Well put, Smilin' and PJ. OTOH, I wouldn't call it like balancing a marble on a dinner plate.

The Airbus manuals have a diagram depicting "stall protection", and that graphic looks like that of a Cessna. Trust me ( and Smilin'), the graphic does not show the relatively gentle curve that most all swept wing planes have. Those suckers do not have a sharp "break", then a stall. They tend to buffet a lot, maybe have some roll oscillations, and finally fall off on a wing or "mush". If the jet has super directional stability, it may stay fairly wings level and not yaw too much. Look at the F-18 demo's and think about the jet's AoA and how easily it passes the reviewing stand without a lotta wing rock or yaw.

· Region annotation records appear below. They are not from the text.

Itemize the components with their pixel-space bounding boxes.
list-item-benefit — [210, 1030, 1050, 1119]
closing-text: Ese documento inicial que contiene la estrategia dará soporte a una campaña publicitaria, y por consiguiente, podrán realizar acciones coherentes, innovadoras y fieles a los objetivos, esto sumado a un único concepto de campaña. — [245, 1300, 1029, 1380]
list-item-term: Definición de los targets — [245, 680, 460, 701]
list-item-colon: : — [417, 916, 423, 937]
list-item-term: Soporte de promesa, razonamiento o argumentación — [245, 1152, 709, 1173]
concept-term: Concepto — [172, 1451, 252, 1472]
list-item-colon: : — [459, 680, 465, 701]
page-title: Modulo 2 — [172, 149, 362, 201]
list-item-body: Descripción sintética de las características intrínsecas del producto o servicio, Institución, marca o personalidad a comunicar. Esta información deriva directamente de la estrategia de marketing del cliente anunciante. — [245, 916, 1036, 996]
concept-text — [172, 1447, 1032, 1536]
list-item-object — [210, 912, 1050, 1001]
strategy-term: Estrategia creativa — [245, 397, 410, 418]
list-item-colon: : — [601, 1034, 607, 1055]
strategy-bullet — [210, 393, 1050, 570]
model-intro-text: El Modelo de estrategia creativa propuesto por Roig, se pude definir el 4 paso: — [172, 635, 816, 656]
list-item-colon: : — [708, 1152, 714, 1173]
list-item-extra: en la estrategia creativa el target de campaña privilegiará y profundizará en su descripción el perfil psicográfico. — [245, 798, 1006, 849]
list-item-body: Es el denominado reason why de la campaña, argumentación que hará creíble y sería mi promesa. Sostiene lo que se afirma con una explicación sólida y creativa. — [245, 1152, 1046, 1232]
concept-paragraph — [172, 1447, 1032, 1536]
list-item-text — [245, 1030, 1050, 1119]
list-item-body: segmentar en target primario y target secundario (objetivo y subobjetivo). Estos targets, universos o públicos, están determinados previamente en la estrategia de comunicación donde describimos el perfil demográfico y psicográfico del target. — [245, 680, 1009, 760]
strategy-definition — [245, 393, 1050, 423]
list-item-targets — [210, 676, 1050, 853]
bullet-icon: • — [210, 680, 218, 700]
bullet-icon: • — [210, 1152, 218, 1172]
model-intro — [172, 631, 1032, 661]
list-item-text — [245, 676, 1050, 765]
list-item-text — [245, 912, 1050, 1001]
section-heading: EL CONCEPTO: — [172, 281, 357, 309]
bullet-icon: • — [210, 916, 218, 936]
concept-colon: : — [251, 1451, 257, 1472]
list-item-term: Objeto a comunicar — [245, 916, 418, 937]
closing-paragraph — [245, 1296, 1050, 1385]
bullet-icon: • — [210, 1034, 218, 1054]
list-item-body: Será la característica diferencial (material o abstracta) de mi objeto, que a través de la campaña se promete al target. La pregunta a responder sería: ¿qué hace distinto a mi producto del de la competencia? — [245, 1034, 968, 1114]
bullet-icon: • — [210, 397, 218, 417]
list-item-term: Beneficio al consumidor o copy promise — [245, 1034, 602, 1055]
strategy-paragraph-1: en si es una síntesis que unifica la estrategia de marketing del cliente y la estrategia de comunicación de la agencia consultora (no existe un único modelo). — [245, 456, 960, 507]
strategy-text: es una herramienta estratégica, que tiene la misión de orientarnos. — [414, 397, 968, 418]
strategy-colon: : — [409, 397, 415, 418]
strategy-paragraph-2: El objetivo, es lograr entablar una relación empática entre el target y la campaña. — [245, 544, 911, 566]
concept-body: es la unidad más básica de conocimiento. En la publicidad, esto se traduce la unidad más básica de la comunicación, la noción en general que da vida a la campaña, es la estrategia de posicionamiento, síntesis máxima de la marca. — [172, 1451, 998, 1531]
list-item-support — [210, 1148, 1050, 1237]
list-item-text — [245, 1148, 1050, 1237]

The other thing is that the curve is also fairly gentle with respect to IAS/CAS. So 10 or 20 or 30 knots is no big deal.

Doubt if anyone here flew a delta or the Concorde, but who knows. My limited time in the F-102 was "educational"( 80 hours or so). No real stall you could see or feel. Thing just descended with the VVI pegged at 10,000 feet per minute. Mild buffet, more of a buzz. Viper was about the same due to the variable camber courtesy of the leading edge flaps.

later, and I shall try to have some of those archaic FBW control diagrams in a great format for history.